Selain itu, masyarakat sangat percaya bahwa Desa Kinahrejo tidak akan pernah terkena semburan atau aliran sampah Merapi (baca: lava). Kepercayaan ini dilatarbelakangi dari pemahaman bahwa Desa Kinahrejo, Kali (sungai) Adem merupakan halaman depan dari istana kerajaan alam gaib merapi. Seperti lazimnya sampah rumah tangga, manusia biasanya membuang sampah tidak di halaman depan, tetapi di samping kanan atau kiri bagian rumah. Oleh karena itu sisi kanan Kali Krasak dan samping kiri Kali Gendong -lah yang menjadi tempat pembuang sampah hajatan Gunung Merapi. Demikianlah masyarakat Gunung Merapi bersikukuh untuk tidak berkenan dievakuasi ketika Gunung Merapi meletus atau mengeluarkanawan panas.
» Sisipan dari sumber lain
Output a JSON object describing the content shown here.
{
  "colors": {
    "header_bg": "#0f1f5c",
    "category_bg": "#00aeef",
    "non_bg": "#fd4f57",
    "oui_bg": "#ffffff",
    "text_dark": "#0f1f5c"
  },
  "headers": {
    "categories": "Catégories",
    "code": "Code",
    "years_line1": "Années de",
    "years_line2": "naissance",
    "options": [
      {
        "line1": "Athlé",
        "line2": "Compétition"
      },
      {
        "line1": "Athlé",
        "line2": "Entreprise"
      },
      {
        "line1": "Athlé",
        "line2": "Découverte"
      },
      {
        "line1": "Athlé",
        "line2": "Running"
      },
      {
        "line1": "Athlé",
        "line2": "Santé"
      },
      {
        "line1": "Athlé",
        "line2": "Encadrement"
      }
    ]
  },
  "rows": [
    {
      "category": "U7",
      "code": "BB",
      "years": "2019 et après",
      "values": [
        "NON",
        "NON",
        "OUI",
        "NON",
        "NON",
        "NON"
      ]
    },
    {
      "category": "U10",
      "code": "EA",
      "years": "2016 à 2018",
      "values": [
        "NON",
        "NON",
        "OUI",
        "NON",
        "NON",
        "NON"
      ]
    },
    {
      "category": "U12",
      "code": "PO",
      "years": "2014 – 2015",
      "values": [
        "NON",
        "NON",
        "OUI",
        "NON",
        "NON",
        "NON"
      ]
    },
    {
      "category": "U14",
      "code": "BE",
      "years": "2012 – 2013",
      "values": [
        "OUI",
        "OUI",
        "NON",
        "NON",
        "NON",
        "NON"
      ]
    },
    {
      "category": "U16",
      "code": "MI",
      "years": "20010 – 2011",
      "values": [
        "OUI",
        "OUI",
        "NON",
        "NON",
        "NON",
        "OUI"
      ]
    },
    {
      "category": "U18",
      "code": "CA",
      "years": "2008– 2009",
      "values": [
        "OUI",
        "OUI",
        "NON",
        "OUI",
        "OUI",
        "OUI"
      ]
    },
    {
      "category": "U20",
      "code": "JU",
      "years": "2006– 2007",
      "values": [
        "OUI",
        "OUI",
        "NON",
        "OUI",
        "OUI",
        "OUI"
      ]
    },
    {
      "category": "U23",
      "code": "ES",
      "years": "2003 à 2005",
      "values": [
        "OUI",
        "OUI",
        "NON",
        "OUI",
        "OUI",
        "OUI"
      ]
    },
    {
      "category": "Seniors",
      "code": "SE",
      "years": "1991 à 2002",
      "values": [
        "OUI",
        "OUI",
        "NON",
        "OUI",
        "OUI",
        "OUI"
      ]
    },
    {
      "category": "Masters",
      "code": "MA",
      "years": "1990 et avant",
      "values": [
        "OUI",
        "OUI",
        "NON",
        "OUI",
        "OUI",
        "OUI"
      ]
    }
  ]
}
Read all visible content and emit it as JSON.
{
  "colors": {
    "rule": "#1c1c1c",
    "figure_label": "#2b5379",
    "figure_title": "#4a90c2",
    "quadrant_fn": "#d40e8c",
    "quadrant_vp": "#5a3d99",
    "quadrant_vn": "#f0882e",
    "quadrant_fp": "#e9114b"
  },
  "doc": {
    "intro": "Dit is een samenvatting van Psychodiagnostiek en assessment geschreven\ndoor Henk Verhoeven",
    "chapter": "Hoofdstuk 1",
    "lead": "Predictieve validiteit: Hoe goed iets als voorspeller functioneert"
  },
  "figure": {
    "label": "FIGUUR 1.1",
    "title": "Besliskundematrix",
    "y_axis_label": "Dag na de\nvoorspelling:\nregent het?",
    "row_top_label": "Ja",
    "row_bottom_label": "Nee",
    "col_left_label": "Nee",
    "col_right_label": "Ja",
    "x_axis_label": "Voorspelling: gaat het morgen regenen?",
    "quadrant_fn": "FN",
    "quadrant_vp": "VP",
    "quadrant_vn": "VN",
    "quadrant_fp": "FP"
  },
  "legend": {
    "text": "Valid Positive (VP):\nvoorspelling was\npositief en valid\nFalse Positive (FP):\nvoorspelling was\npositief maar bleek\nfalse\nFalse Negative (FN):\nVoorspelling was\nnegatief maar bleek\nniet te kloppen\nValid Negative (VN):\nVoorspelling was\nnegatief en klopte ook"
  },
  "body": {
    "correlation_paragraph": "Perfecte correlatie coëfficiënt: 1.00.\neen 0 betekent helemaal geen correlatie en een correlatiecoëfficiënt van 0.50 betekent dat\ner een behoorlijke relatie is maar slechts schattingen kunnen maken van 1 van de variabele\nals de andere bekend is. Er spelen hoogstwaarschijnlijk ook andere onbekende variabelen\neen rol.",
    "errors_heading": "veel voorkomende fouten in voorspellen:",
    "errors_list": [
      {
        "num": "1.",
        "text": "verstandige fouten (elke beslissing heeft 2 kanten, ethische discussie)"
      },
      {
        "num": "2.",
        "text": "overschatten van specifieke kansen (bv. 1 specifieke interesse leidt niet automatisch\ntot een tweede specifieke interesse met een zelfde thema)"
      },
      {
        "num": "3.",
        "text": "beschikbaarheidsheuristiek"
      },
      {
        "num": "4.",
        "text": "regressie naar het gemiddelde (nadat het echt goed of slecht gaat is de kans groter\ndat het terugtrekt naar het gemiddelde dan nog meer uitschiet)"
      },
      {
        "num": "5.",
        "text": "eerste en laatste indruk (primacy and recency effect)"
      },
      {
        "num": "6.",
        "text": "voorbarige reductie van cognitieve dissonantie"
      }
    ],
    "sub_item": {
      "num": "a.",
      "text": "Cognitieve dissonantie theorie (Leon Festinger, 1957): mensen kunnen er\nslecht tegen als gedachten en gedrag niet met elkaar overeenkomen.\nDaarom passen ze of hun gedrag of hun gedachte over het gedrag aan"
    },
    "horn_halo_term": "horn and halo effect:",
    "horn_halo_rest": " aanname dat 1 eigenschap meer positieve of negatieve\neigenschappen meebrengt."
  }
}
Dan mitos ini terpatahkan oleh alam, karena ternyata Kinahrejo luluh lantak terkena semburan awan panas pada Selasa, 26 Oktober 2010, pukul 17.52.
Sumber:
Sailal Arimi, M.Hum. Kerajaan Gaib Gunung Merapi dan Masyarakat Kinahrejo:
Sebuah Mitos?. http://caps.ugm.ac.id/download. Diakses tanggal 29 Oktober 2010.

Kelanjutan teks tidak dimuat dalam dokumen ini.